Nous essayons de la partager, afin que les répercussions pesantes sur notre état d’esprit s’allègent. Voici ce qu’ils en disent :

« On a nos collègues qui sont là pour ça, en plus c’est vrai que de nouveau, dans le secteur spécialisé on a la chance une fois par semaine d’avoir un responsable thérapeutique. Donc, c’est un psychologue qui vient et avec qui on peut parler. C’est plus dans ces moments là qu’on peut parler de nos émotions et de notre ressenti. » (Valérie)

« Après que tu craques à la salle des maîtres ou à d’autres moments voilà mais en classe… ça va pas quoi. Je dis pas, je dis pas que je le ferais jamais et je condamne pas la personne qui le fait, on est d’accord, mais c’est… la théorie disons que... »(Valérie)

« Moi, je crois que j’ai besoin de pouvoir en parler après alors que ce soit avec un collègue ou avec euh… de la famille, ou mon amie » (Eric)

« On est quand même beaucoup plus sollicité de… je pense, de ce côté en tout cas quand je parle avec mes collègues, ils ont quand même plus souvent besoin de parler de telle situation ou de tel enfant etc. »(Eric)

« Y a des choses que j’ai pas besoin d’en parler. Y en a d’autres que… elles sont très lourdes, donc là, j’ai besoin que ça sorte. Donc, ça peut sortir avec plusieurs personnes, dans différents contextes.

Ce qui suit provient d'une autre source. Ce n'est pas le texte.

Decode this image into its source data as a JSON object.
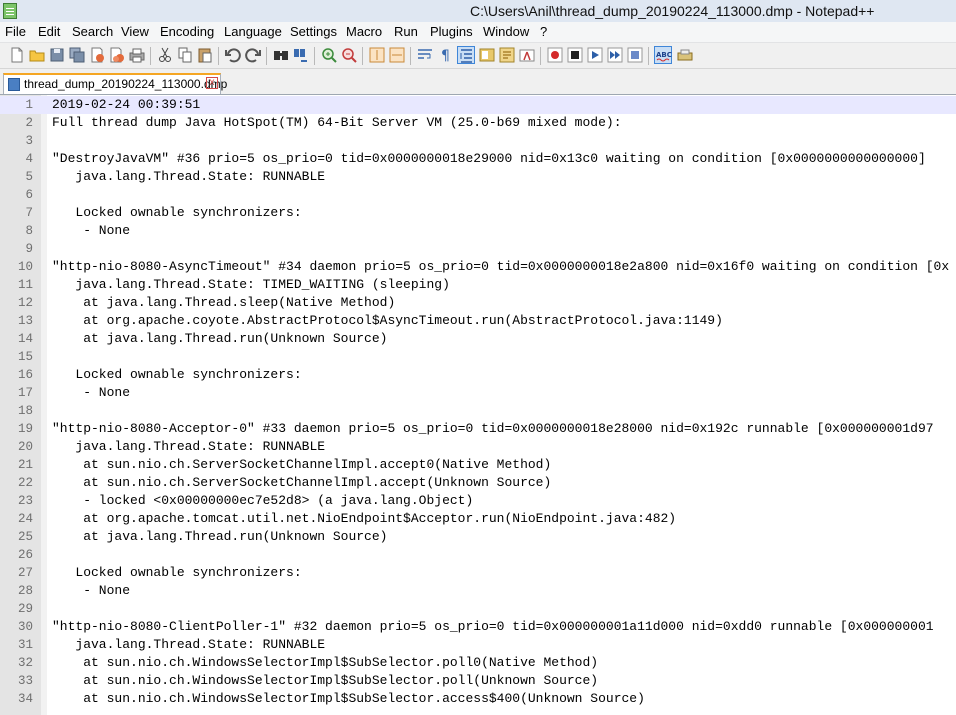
{
  "window": {
    "title": "C:\\Users\\Anil\\thread_dump_20190224_113000.dmp - Notepad++"
  },
  "menu": [
    "File",
    "Edit",
    "Search",
    "View",
    "Encoding",
    "Language",
    "Settings",
    "Macro",
    "Run",
    "Plugins",
    "Window",
    "?"
  ],
  "toolbar": {
    "icons": [
      "new-file-icon",
      "open-file-icon",
      "save-icon",
      "save-all-icon",
      "close-icon",
      "close-all-icon",
      "print-icon",
      "cut-icon",
      "copy-icon",
      "paste-icon",
      "undo-icon",
      "redo-icon",
      "find-icon",
      "replace-icon",
      "zoom-in-icon",
      "zoom-out-icon",
      "sync-vertical-icon",
      "sync-horizontal-icon",
      "word-wrap-icon",
      "show-all-chars-icon",
      "indent-guide-icon",
      "document-map-icon",
      "function-list-icon",
      "folder-workspace-icon",
      "record-macro-icon",
      "stop-macro-icon",
      "play-macro-icon",
      "run-macro-multiple-icon",
      "save-macro-icon",
      "spellcheck-icon",
      "plugin-icon"
    ]
  },
  "tab": {
    "label": "thread_dump_20190224_113000.dmp",
    "close_glyph": "x"
  },
  "editor": {
    "current_line": 1,
    "lines": [
      {
        "n": "1",
        "text": "2019-02-24 00:39:51"
      },
      {
        "n": "2",
        "text": "Full thread dump Java HotSpot(TM) 64-Bit Server VM (25.0-b69 mixed mode):"
      },
      {
        "n": "3",
        "text": ""
      },
      {
        "n": "4",
        "text": "\"DestroyJavaVM\" #36 prio=5 os_prio=0 tid=0x0000000018e29000 nid=0x13c0 waiting on condition [0x0000000000000000]"
      },
      {
        "n": "5",
        "text": "   java.lang.Thread.State: RUNNABLE"
      },
      {
        "n": "6",
        "text": ""
      },
      {
        "n": "7",
        "text": "   Locked ownable synchronizers:"
      },
      {
        "n": "8",
        "text": "    - None"
      },
      {
        "n": "9",
        "text": ""
      },
      {
        "n": "10",
        "text": "\"http-nio-8080-AsyncTimeout\" #34 daemon prio=5 os_prio=0 tid=0x0000000018e2a800 nid=0x16f0 waiting on condition [0x"
      },
      {
        "n": "11",
        "text": "   java.lang.Thread.State: TIMED_WAITING (sleeping)"
      },
      {
        "n": "12",
        "text": "    at java.lang.Thread.sleep(Native Method)"
      },
      {
        "n": "13",
        "text": "    at org.apache.coyote.AbstractProtocol$AsyncTimeout.run(AbstractProtocol.java:1149)"
      },
      {
        "n": "14",
        "text": "    at java.lang.Thread.run(Unknown Source)"
      },
      {
        "n": "15",
        "text": ""
      },
      {
        "n": "16",
        "text": "   Locked ownable synchronizers:"
      },
      {
        "n": "17",
        "text": "    - None"
      },
      {
        "n": "18",
        "text": ""
      },
      {
        "n": "19",
        "text": "\"http-nio-8080-Acceptor-0\" #33 daemon prio=5 os_prio=0 tid=0x0000000018e28000 nid=0x192c runnable [0x000000001d97"
      },
      {
        "n": "20",
        "text": "   java.lang.Thread.State: RUNNABLE"
      },
      {
        "n": "21",
        "text": "    at sun.nio.ch.ServerSocketChannelImpl.accept0(Native Method)"
      },
      {
        "n": "22",
        "text": "    at sun.nio.ch.ServerSocketChannelImpl.accept(Unknown Source)"
      },
      {
        "n": "23",
        "text": "    - locked <0x00000000ec7e52d8> (a java.lang.Object)"
      },
      {
        "n": "24",
        "text": "    at org.apache.tomcat.util.net.NioEndpoint$Acceptor.run(NioEndpoint.java:482)"
      },
      {
        "n": "25",
        "text": "    at java.lang.Thread.run(Unknown Source)"
      },
      {
        "n": "26",
        "text": ""
      },
      {
        "n": "27",
        "text": "   Locked ownable synchronizers:"
      },
      {
        "n": "28",
        "text": "    - None"
      },
      {
        "n": "29",
        "text": ""
      },
      {
        "n": "30",
        "text": "\"http-nio-8080-ClientPoller-1\" #32 daemon prio=5 os_prio=0 tid=0x000000001a11d000 nid=0xdd0 runnable [0x000000001"
      },
      {
        "n": "31",
        "text": "   java.lang.Thread.State: RUNNABLE"
      },
      {
        "n": "32",
        "text": "    at sun.nio.ch.WindowsSelectorImpl$SubSelector.poll0(Native Method)"
      },
      {
        "n": "33",
        "text": "    at sun.nio.ch.WindowsSelectorImpl$SubSelector.poll(Unknown Source)"
      },
      {
        "n": "34",
        "text": "    at sun.nio.ch.WindowsSelectorImpl$SubSelector.access$400(Unknown Source)"
      }
    ]
  }
}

Ça dépend aussi de ce qu’on attend des personnes à qui on le dit : aux collègues je… je vais…quand je leur parle, j’attends une aide, un soutien et pis des pistes pour faire quelque chose quand ça touche l’école et pis quand j’en parle à un ami ça peut être euh… euh tout simplement pour me soulager et pis enfin voilà. » (Laurène)

Chacun de ces enseignants exprime le besoin d’en parler. Certaines personnes éprouvent plus ou moins cette nécessité. D’une part, le fait de parler nous aide à extérioriser l’émotion bloquée intérieurement et à l’estomper. Suite à ce genre de discussions, nous sommes plus tranquilles et plus aptes à poursuivre notre journée. Nous éprouvons une sensation de soulagement. D’autre part, parler et échanger sur une émotion qui nous pèse nous permet de voir la situation sous un autre angle afin de positiver et de se sentir plus serein. Par cette occasion, nous acquérons plus de recul sur la situation.

Dans nos entretiens, la différence entre les enseignants interrogés réside dans la personne à qui nous confions notre ressenti. Ils citent bien entendu les collègues qui sont les plus aptes à dialoguer sur un sujet découlant de l’école. Puis, ils abordent la possibilité d’en parler avec un membre de la famille ou autres. Laurène est l’enseignante qui nous clarifie le plus précisément comment elle choisit la personne à qui elle va en parler. Elle nous dévoile qu’il s’agit tout simplement d’une question d’attentes. En effet, selon la réponse que nous attendons, nous allons choisir telle ou telle personne. Par exemple, s’il s’agit d’un conflit ayant sa source à l’école, si elle désire éprouver un simple soulagement, elle discute avec un ami. Par contre, si elle attend une aide, un soutien, des réponses concrètes avec une éventuelle piste, elle en parle avec un collègue.

Yves de La Monneraye (2004) parle dans « La parole rééducatrice » de la discussion avec autrui : psychologues et rééducateurs scolaires en vue d’une « rééducation de l’Ecole » :

« Leur première tâche me paraît être de créer avec leurs collègues ce lieu d’écoute à l’intérieur de l’école ; il sera à la fois un lieu protégé, pour qu’on puisse y parler sans danger, mais non un lieu complètement clos, ignorant par principe les objectifs fondateurs de l’Ecole. » (2004, p.37)

En conclusion, l’échange avec quelques adultes peut être plus libre que celui avec les élèves. En effet, le choix des mots reste important, mais les quelques confusions pourront être éclaircies. La discussion avec un adulte n’est pas abordée de la même manière qu’avec la classe. Comme nous le détaille Laurène, les attentes diffèrent selon l’interlocuteur. De plus le vocabulaire employé va aussi différer que l’on soit en présence d’enfant, de la hiérarchie ou de gens proches. Le fait de pouvoir dire ce que l’on pense sans devoir peser nos mots permet une meilleure « décharge ». Nous désirons garder cette piste en mémoire, parce qu’il n’y a rien de plus déstabilisant que de se retrouver seul dans une situation dont on

ne trouve pas la porte de sortie. Nous tenons tout de même à préciser qu’il s’agit là de se décharger « avec » et non « sur » autrui.